The young girl slid it on her ring finger and stared at it. “Oh, Nick.” Her voice cracked as she huddled into a ball and screamed her boyfriend’s name over and over. Her words becoming muddled and meaningless and hoarse as her voice died.
I couldn’t take anymore. Jumping to my feet, I strode away toward the gardens. Faster and faster. Until I was running. I couldn’t run far enough or fast enough to escape Nick’s death. Falling onto a bench, I hung my head to let all the tears I’d been holding back fall. Great sobs came, leaving me with dry heaves and every bone in my body hurting. Why? Why now? I’d seen more death in the past six months than I’d seen in my whole life. I hadn’t cried when Carl died. I hadn’t cried when my parents were killed, I’d been too scared and on the run for my life. I’d cried a little in the first days here as someone was taken down by the skinbags or died of something that just weeks before would have been taken care of with a trip to the doctor.

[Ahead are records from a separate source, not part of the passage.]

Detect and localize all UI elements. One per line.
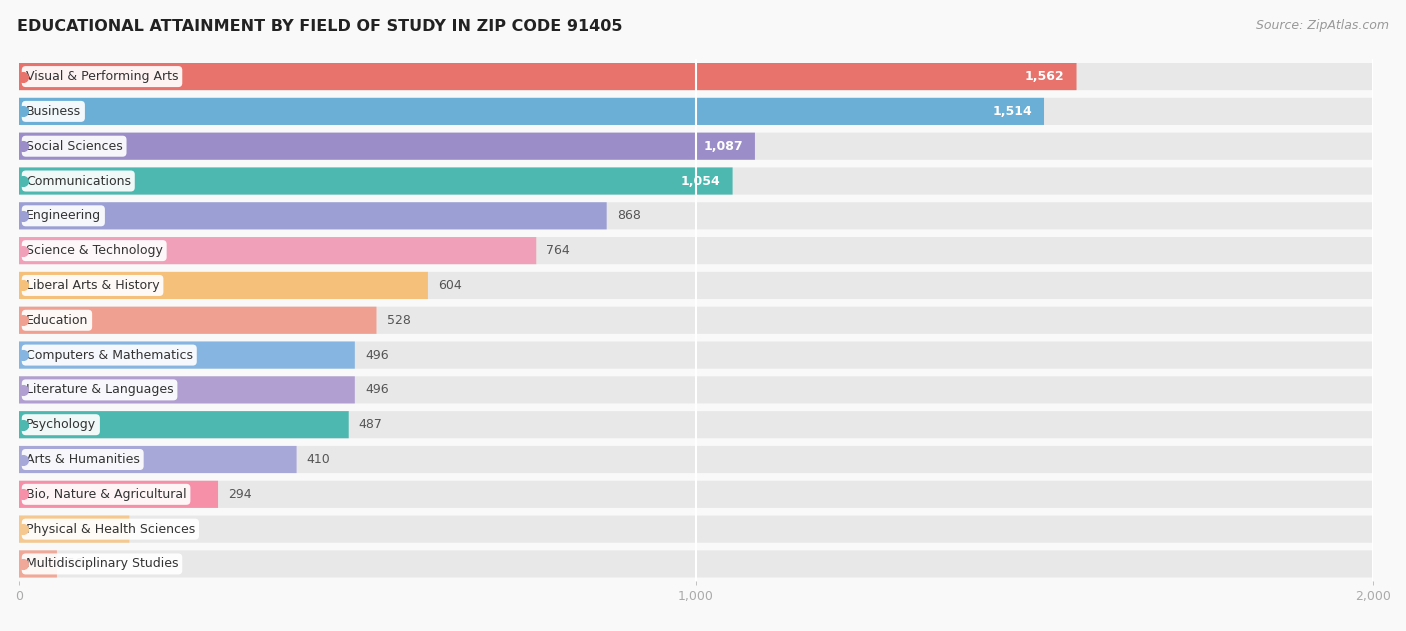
Text: EDUCATIONAL ATTAINMENT BY FIELD OF STUDY IN ZIP CODE 91405: EDUCATIONAL ATTAINMENT BY FIELD OF STUDY…: [17, 19, 623, 34]
Text: Liberal Arts & History: Liberal Arts & History: [25, 279, 159, 292]
FancyBboxPatch shape: [20, 550, 1374, 577]
Text: 56: 56: [67, 557, 83, 570]
Text: 496: 496: [366, 348, 388, 362]
Text: 1,562: 1,562: [1025, 70, 1064, 83]
FancyBboxPatch shape: [20, 481, 1374, 508]
FancyBboxPatch shape: [20, 167, 733, 194]
FancyBboxPatch shape: [20, 272, 427, 299]
Text: 410: 410: [307, 453, 330, 466]
FancyBboxPatch shape: [20, 376, 354, 403]
FancyBboxPatch shape: [20, 203, 1374, 230]
Text: 1,087: 1,087: [703, 139, 742, 153]
Text: Physical & Health Sciences: Physical & Health Sciences: [25, 522, 195, 536]
Text: Business: Business: [25, 105, 82, 118]
FancyBboxPatch shape: [20, 516, 1374, 543]
Text: 868: 868: [617, 209, 641, 222]
Text: Multidisciplinary Studies: Multidisciplinary Studies: [25, 557, 179, 570]
FancyBboxPatch shape: [20, 203, 606, 230]
Text: Education: Education: [25, 314, 89, 327]
FancyBboxPatch shape: [20, 481, 218, 508]
FancyBboxPatch shape: [20, 550, 56, 577]
Text: Psychology: Psychology: [25, 418, 96, 431]
Text: Engineering: Engineering: [25, 209, 101, 222]
Text: 1,514: 1,514: [993, 105, 1032, 118]
Text: Literature & Languages: Literature & Languages: [25, 384, 173, 396]
Text: Bio, Nature & Agricultural: Bio, Nature & Agricultural: [25, 488, 187, 501]
Text: 487: 487: [359, 418, 382, 431]
FancyBboxPatch shape: [20, 133, 755, 160]
Text: 496: 496: [366, 384, 388, 396]
FancyBboxPatch shape: [20, 411, 349, 439]
FancyBboxPatch shape: [20, 307, 1374, 334]
FancyBboxPatch shape: [20, 237, 536, 264]
FancyBboxPatch shape: [20, 446, 297, 473]
FancyBboxPatch shape: [20, 272, 1374, 299]
FancyBboxPatch shape: [20, 341, 1374, 369]
Text: Science & Technology: Science & Technology: [25, 244, 163, 257]
Text: Social Sciences: Social Sciences: [25, 139, 122, 153]
FancyBboxPatch shape: [20, 341, 354, 369]
Text: Computers & Mathematics: Computers & Mathematics: [25, 348, 193, 362]
FancyBboxPatch shape: [20, 98, 1045, 125]
FancyBboxPatch shape: [20, 63, 1374, 90]
FancyBboxPatch shape: [20, 411, 1374, 439]
Text: Source: ZipAtlas.com: Source: ZipAtlas.com: [1256, 19, 1389, 32]
Text: 1,054: 1,054: [681, 175, 720, 187]
Text: Visual & Performing Arts: Visual & Performing Arts: [25, 70, 179, 83]
Text: 294: 294: [228, 488, 252, 501]
FancyBboxPatch shape: [20, 237, 1374, 264]
FancyBboxPatch shape: [20, 98, 1374, 125]
FancyBboxPatch shape: [20, 307, 377, 334]
FancyBboxPatch shape: [20, 446, 1374, 473]
FancyBboxPatch shape: [20, 63, 1077, 90]
Text: Communications: Communications: [25, 175, 131, 187]
FancyBboxPatch shape: [20, 516, 129, 543]
Text: 604: 604: [439, 279, 461, 292]
FancyBboxPatch shape: [20, 167, 1374, 194]
FancyBboxPatch shape: [20, 133, 1374, 160]
Text: 163: 163: [139, 522, 163, 536]
Text: 528: 528: [387, 314, 411, 327]
Text: 764: 764: [547, 244, 571, 257]
Text: Arts & Humanities: Arts & Humanities: [25, 453, 139, 466]
FancyBboxPatch shape: [20, 376, 1374, 403]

But this. This hurt to my soul. Nick had been a child. A child forced to be a man before his time. And now his time was over.
“Are you okay?” Seth’s calm voice spoke behind me.
I scrubbed my face with my hands. “Do you have a big family?”
He raised an eyebrow, as if lost by my random tangent. “I have lots of cousins and aunts and uncles. At least, I did. Don’t know right now. But yes, a big family.”
“I had a mom and a dad. Then I got married and had Carl and his parents. I had a few friends, for events and stuff, none just to be a friend. No one close. Nick was like a little brother. It’s like I’ve lost a part of me. I feel as if I should have done something more. Moved faster. Been closer. Something.”
He took my hand. “We all feel like that. It’s a game of what if that you can’t win. What if the Z virus never came? What if the dead didn’t rise again? What is I shot faster, sooner, more? We all just do the best we can and leave the rest to God.”
“God?” I jerked my hand away. “You’ve got to be kidding me. If this is God’s answer, then I really want to know what the fuck the question was.”